Feb. 17th, 2011

calimac: (puzzle)
Mike Glyer tells an anecdote about going out for pizza. In this instance it was just a joke - the two outlets he was asked to choose between were, unknown to him, almost adjacent - but it illustrates something that really irritates me.

I hate it when people ask me to make a choice between two options I know nothing about, without providing me any basis on which to make that choice. This often comes up in much more serious contexts than going out for pizza, especially medical ones. And then when I ask for guidance, all I'm told is "It's your choice." I know it's my choice! I'm trying to gather information with which to make that choice!
calimac: (Haydn)
It was held in one of the tiny side chapels of Stanford's humongous Memorial Church, out of lack of expectation of a large audience, and, indeed, those who came out in the wet on a quiet Wednesday evening just about filled up the chapel. It was titled "In & Around G: An Exploration of BWV 1019," and if you wonder what that means, "BWV 1019" is the catalog number of a Bach sonata for violin and continuo in G Major.

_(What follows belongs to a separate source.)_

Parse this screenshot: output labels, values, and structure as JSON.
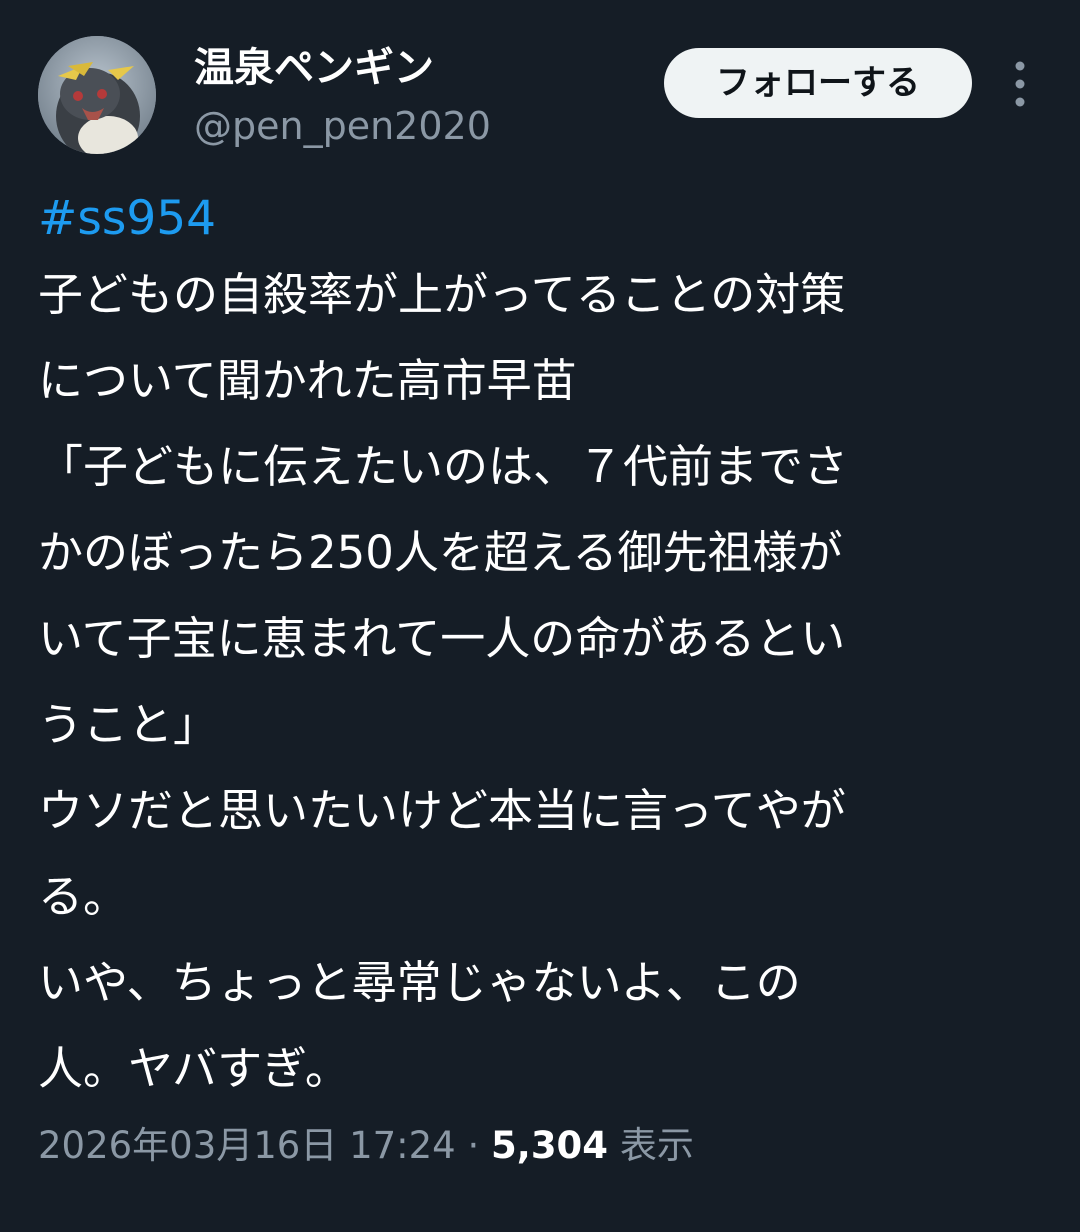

Anthony Martin, with an appropriately crisp, dry sound, was the violinist, and the continuo was provided by Robert Huw Morgan, competent but uninspiring, on the portative organ, and John Dornenburg, less uninspiring but also less competent, on the viola da gamba.

The sonata has 5 movements, but several of them exist in multiple forms (in multiple keys, thus the "& Around" part of the title), and we heard all ten possibilities in this concert, mixed in with four full (but shorter) sonatas by Dietrich Buxtehude, the older composer who was Bach's inspiration for much of his earlier music. In his talks interleaved among the movements and sonatas, Martin discussed the famous occasion on which Bach walked 200+ miles to Lübeck to hear Buxtehude play. He made much of figuring out exactly how far it was and how long it would have taken Bach to get there, which reminded me of the statement I once read that Bach wrote so much music it would take 75 years to copy it all out, which I thought was interesting as Bach only lived to 65, and had much else to keep him busy: time-consuming performing-musician jobs, fathering twenty children, and walking to Lübeck.